Ce manque a aussi une signification métaphorique, car il devient représentatif de la myriade de façons dont les Canadiens autochtones sont traités comme des citoyens de deuxième classe. Il y a un fort élément de dépression, de tristesse et de désespoir chez les jeunes, parce que cela dure depuis si longtemps. Ils ne voient pas d’avenir.
Nestlé, le plus gros embouteilleur mondial, extrait jusqu’à 3,6 millions de litre d’eau de source quotidiennement du puits Erin. Ce puit est situé sur une parcelle de terre attribuée aux Six Nations en vertu du traité de 1701 de Nanfan et de la concession de 1784 Haldimand.
Au Canada, la question de l’appartenance de l’eau est aussi trouble que beaucoup d’eau sur les territoires de nombreuses premières nations. En théorie, l’eau appartient aux provinces depuis la loi sur le transfert des Ressources naturelles (1930). Selon cette loi, les provinces ont le droit de vendre leurs eaux à qui elles veulent. Mais l’eau est également censée être réglementée par le gouvernement fédéral, qui est responsable de l’environnement naturel du Canada. Cette ambiguïté juridique a permis à Nestlé d’emménager et d’extraire de l’eau précieuse pour des permis expirés pour presque rien. Nestlé verse à la province de l’Ontario 503,71 USD (390,38 USD) par million de litres, mais ils ne paient rien aux Six Nations. En réponse, les Six Nations poursuivent la province devant la Cour supérieure de justice de l’Ontario. Selon la constitution canadienne, le gouvernement fédéral a le « devoir d’accommoder et de consulter » les Premières Nations et de s’assurer que les autres partis font de même lors de l’extraction de toute ressource naturelle, y compris l’eau.

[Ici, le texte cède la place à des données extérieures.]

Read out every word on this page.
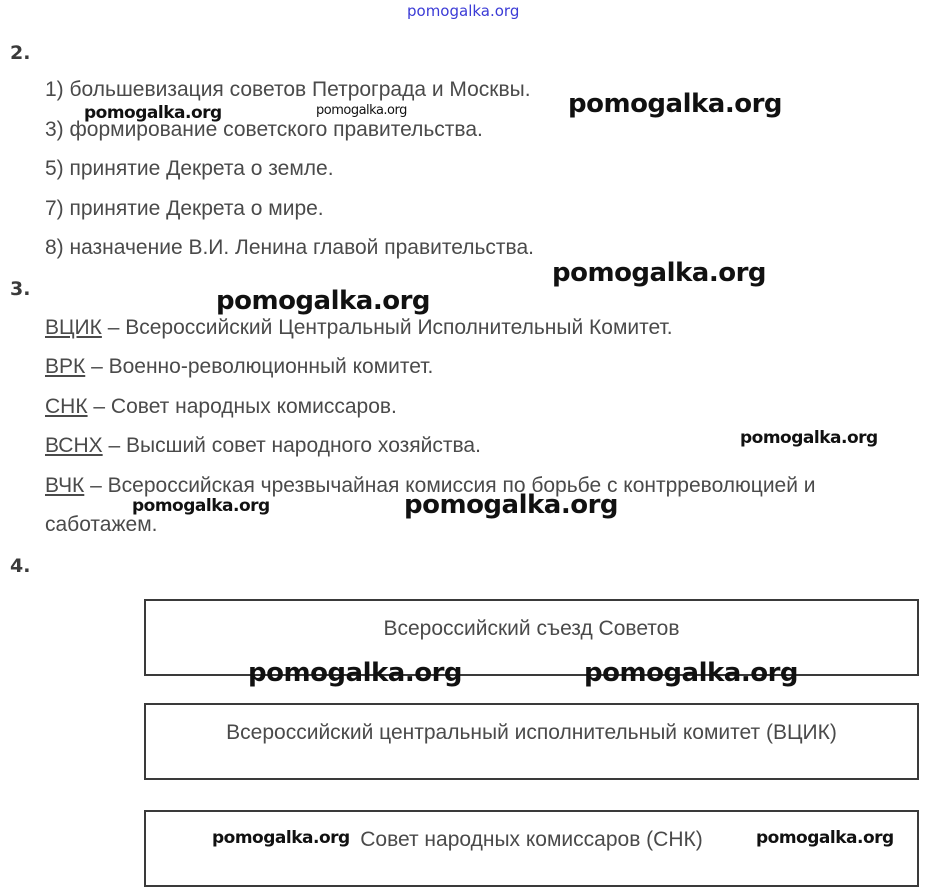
pomogalka.org
2.
1) большевизация советов Петрограда и Москвы.
3) формирование советского правительства.
5) принятие Декрета о земле.
7) принятие Декрета о мире.
8) назначение В.И. Ленина главой правительства.
3.
ВЦИК – Всероссийский Центральный Исполнительный Комитет.
ВРК – Военно-революционный комитет.
СНК – Совет народных комиссаров.
ВСНХ – Высший совет народного хозяйства.
ВЧК – Всероссийская чрезвычайная комиссия по борьбе с контрреволюцией и
саботажем.
4.
Всероссийский съезд Советов
Всероссийский центральный исполнительный комитет (ВЦИК)
Совет народных комиссаров (СНК)
pomogalka.org	pomogalka.org	pomogalka.org
pomogalka.org
pomogalka.org
pomogalka.org
pomogalka.org	pomogalka.org
pomogalka.org	pomogalka.org
pomogalka.org	pomogalka.org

Les dirigeants autochtones ne pouvaient rien faire contre la sécheresse qui s’est déclaré suite à ces pompages, car ils étaient pris au piège de la loi. La sécheresse et d’autres problèmes environnementaux sont supposés être traités lors de l’octroi de nouveaux permis d’eau. C’est là que les experts scientifiques et juridiques examinent les populations de poissons, la végétation et les niveaux de l’aquifère pour déterminer la quantité d’eau de puits pouvant être extraite en toute sécurité. Il existe une suspension des activités sur les nouveaux permis depuis 2016. Pourtant, paradoxalement, le gouvernement de l’Ontario a également donné aux entreprises le droit de pomper de l’eau sur les permis expirés jusqu’en 2019. (Le permis pour le site d’Erin a expiré en 2017).
Pour Thomas, l’inégalité entre l’accès des peuples autochtones à l’eau potable et tous les autres n’a pas commencé avec l’eau, mais bien avant, avec le déplacement de terres et le colonialisme. Pour elle, il s’agit du dernier exemple de génocide culturel en cours, et le racisme environnemental.